Source: www.ledgerinsights.com
Late last year, SWIFT said it was piloting tokenized assets with Clearstream, Northern Trust, SETL and others. Today it was announced that the blockchain pilot was successfully concluded. It linked tokenization systems between central securities depositories (CSDs) and global custodians.
Across multiple networks running different technologies, tokens were issued, settled on a delivery versus payment basis, and redeemed. Settlement was executed both conventionally and with central bank digital currency (CBDC).
In the same way that SWIFT currently provides the glue for cross-border payments, it wants to create a common interface to allow asset tokenization to take off. We have already seen the launch of numerous tokenization platforms. The risk is that each one becomes a new silo of assets. Investors and asset managers shouldn’t have to integrate with many different platforms. That would negate a key benefit of blockchain in reducing friction. Therefore, SWIFT is looking for an interoperability solution. It also recently announced a proof of concept with Chainlink Labs to link various public blockchains.

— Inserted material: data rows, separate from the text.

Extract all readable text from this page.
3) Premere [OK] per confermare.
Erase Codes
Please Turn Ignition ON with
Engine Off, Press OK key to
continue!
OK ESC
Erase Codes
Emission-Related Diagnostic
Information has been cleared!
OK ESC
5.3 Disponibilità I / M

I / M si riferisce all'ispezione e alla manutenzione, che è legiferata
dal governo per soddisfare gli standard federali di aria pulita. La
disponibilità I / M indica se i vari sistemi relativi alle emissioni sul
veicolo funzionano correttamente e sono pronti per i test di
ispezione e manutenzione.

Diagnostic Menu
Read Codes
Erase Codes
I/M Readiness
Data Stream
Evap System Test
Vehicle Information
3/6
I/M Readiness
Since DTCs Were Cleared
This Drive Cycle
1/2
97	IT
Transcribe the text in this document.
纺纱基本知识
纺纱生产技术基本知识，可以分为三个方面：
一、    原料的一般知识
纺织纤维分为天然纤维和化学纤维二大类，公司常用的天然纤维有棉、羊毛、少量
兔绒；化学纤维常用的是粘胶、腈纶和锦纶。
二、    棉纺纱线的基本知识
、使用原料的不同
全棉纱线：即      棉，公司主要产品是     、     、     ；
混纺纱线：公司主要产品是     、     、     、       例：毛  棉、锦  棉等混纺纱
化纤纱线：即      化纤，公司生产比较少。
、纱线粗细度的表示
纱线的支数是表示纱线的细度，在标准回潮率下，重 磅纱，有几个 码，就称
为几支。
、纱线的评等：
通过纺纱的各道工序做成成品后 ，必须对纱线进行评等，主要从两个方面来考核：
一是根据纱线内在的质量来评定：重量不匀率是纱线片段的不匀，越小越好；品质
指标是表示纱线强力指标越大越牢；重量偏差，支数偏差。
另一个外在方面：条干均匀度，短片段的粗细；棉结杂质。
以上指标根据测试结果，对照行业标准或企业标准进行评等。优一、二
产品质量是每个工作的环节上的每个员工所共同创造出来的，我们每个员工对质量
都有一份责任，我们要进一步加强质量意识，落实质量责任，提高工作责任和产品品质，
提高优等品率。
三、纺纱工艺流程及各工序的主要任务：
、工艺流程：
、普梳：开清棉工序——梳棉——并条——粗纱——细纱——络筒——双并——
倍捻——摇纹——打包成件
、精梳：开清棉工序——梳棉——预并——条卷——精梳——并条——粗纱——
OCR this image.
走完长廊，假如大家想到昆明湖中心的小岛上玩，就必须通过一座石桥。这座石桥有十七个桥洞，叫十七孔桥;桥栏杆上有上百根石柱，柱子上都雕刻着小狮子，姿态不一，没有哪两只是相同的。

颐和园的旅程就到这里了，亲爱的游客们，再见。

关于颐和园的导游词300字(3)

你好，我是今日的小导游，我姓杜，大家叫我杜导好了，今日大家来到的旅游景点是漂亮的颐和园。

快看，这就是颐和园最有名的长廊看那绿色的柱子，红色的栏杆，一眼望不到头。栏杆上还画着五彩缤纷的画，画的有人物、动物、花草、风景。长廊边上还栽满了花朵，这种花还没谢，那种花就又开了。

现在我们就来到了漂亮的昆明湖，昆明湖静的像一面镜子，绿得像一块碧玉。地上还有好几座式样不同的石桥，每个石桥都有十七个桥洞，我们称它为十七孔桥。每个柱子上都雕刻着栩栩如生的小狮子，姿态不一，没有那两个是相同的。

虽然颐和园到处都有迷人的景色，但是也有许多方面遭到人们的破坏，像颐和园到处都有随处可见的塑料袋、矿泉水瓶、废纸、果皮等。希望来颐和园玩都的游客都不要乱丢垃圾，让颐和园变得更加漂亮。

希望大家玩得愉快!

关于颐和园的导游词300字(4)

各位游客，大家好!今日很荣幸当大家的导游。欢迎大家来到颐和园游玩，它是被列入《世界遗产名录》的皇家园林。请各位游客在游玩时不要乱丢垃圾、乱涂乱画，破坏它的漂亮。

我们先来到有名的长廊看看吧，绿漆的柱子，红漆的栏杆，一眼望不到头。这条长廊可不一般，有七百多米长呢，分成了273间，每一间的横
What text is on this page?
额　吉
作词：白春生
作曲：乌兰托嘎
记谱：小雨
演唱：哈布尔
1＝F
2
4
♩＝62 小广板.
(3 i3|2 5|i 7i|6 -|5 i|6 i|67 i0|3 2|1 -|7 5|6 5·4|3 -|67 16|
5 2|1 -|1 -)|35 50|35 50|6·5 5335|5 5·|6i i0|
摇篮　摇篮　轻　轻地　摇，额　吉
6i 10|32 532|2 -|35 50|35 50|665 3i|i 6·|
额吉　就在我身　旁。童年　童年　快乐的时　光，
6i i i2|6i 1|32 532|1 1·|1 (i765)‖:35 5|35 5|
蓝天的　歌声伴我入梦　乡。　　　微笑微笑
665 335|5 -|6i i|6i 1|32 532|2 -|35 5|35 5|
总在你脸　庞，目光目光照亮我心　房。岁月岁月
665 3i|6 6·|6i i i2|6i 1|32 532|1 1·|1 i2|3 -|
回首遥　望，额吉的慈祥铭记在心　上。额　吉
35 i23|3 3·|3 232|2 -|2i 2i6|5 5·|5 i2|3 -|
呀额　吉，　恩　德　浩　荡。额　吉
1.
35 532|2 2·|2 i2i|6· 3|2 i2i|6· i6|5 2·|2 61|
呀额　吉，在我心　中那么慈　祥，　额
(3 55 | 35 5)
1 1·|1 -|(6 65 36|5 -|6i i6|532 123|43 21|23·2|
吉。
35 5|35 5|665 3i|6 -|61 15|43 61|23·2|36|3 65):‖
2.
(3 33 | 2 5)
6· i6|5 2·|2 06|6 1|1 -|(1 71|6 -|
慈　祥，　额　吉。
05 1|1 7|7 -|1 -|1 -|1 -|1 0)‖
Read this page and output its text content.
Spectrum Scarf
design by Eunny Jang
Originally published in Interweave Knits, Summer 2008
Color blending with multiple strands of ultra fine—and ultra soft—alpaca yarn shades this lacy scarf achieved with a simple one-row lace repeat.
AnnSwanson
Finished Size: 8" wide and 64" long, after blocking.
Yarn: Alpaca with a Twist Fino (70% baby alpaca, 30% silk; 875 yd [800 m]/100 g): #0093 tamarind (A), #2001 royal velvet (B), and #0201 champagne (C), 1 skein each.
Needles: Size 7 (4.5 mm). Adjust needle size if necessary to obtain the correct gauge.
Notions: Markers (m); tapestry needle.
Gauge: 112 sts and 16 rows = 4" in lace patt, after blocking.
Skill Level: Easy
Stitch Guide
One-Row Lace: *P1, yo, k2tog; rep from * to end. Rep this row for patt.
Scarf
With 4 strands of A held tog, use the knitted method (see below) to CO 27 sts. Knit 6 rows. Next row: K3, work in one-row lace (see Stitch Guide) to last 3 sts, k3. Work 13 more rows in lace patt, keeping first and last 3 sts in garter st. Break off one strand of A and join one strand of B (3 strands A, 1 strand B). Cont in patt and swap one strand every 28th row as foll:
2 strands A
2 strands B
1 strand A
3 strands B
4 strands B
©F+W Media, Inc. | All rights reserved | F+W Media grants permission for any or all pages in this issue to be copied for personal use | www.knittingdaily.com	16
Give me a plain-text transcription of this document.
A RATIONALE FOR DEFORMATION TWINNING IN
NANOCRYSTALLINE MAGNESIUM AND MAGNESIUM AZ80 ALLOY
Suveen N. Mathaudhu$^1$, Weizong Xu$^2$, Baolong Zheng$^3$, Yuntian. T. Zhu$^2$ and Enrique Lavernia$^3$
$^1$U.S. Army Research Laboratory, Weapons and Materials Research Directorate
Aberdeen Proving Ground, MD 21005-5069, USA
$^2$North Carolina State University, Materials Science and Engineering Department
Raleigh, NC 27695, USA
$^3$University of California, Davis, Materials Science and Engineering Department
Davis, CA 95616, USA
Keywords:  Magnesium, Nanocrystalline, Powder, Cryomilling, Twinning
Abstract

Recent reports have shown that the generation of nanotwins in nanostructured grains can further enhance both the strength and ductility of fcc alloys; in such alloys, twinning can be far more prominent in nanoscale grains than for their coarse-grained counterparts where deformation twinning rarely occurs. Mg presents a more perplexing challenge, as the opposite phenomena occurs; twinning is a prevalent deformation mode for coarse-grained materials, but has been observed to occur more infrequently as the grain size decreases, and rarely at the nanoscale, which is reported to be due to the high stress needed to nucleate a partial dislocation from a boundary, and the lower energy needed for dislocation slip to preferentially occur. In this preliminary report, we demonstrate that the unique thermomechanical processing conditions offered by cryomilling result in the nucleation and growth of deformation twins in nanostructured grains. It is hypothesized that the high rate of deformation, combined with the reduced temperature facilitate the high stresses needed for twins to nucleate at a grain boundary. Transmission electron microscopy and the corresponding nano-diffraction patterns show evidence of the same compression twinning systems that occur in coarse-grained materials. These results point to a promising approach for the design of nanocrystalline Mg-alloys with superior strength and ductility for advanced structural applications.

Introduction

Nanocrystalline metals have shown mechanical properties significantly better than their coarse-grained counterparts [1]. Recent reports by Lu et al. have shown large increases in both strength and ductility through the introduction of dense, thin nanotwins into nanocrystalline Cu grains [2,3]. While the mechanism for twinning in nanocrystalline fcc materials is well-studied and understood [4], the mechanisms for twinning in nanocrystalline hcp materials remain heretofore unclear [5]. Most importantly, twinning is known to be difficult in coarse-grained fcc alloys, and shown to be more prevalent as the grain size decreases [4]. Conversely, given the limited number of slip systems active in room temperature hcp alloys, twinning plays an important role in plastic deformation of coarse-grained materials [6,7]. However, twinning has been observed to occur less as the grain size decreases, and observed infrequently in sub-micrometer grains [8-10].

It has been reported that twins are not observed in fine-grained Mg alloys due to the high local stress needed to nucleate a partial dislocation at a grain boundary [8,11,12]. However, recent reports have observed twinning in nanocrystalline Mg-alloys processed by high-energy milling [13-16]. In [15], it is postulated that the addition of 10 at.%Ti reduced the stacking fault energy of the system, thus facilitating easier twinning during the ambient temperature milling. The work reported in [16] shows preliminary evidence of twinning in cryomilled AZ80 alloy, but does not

“Our vision of instant and frictionless trading applies not only to traditional securities instruments, but also to new asset classes,” said Vikesh Patel, SWIFT’s chief securities strategy officer. “Insights from this exercise with major capital markets participants will help us define and prioritize the concrete steps required to enable seamless processes for tokenized assets.”
While real-world tokenized assets have yet to reach a tipping point, activity has picked up in recent months. This is due in part to the significant innovation costs and benefits that distributed ledger technology (DLT) offers, as well as favorable legislation to be implemented in several jurisdictions, including France, Germany, Switzerland, Luxembourg, Singapore, and Japan. Additionally, both Europe and the UK are planning sandboxes for experimentation.
Estimates of the potential market for tokenization vary substantially. In 2015, the World Economic Forum predicted that 10% of GDP, or roughly $14 trillion, would be linked to blockchain by 2027. BCG recently used the same 10% to estimate $16 trillion by 2030, but considered the figure it was conservative.
SETL used its PORTL token interoperability solution to integrate a variety of enterprise blockchain technologies in a permissioned manner. These included R3’s Corda, Hyperledger Besu, Hyperledger Fabric, Digital Asset’s DAML smart contract language, and SETL’s own ledger.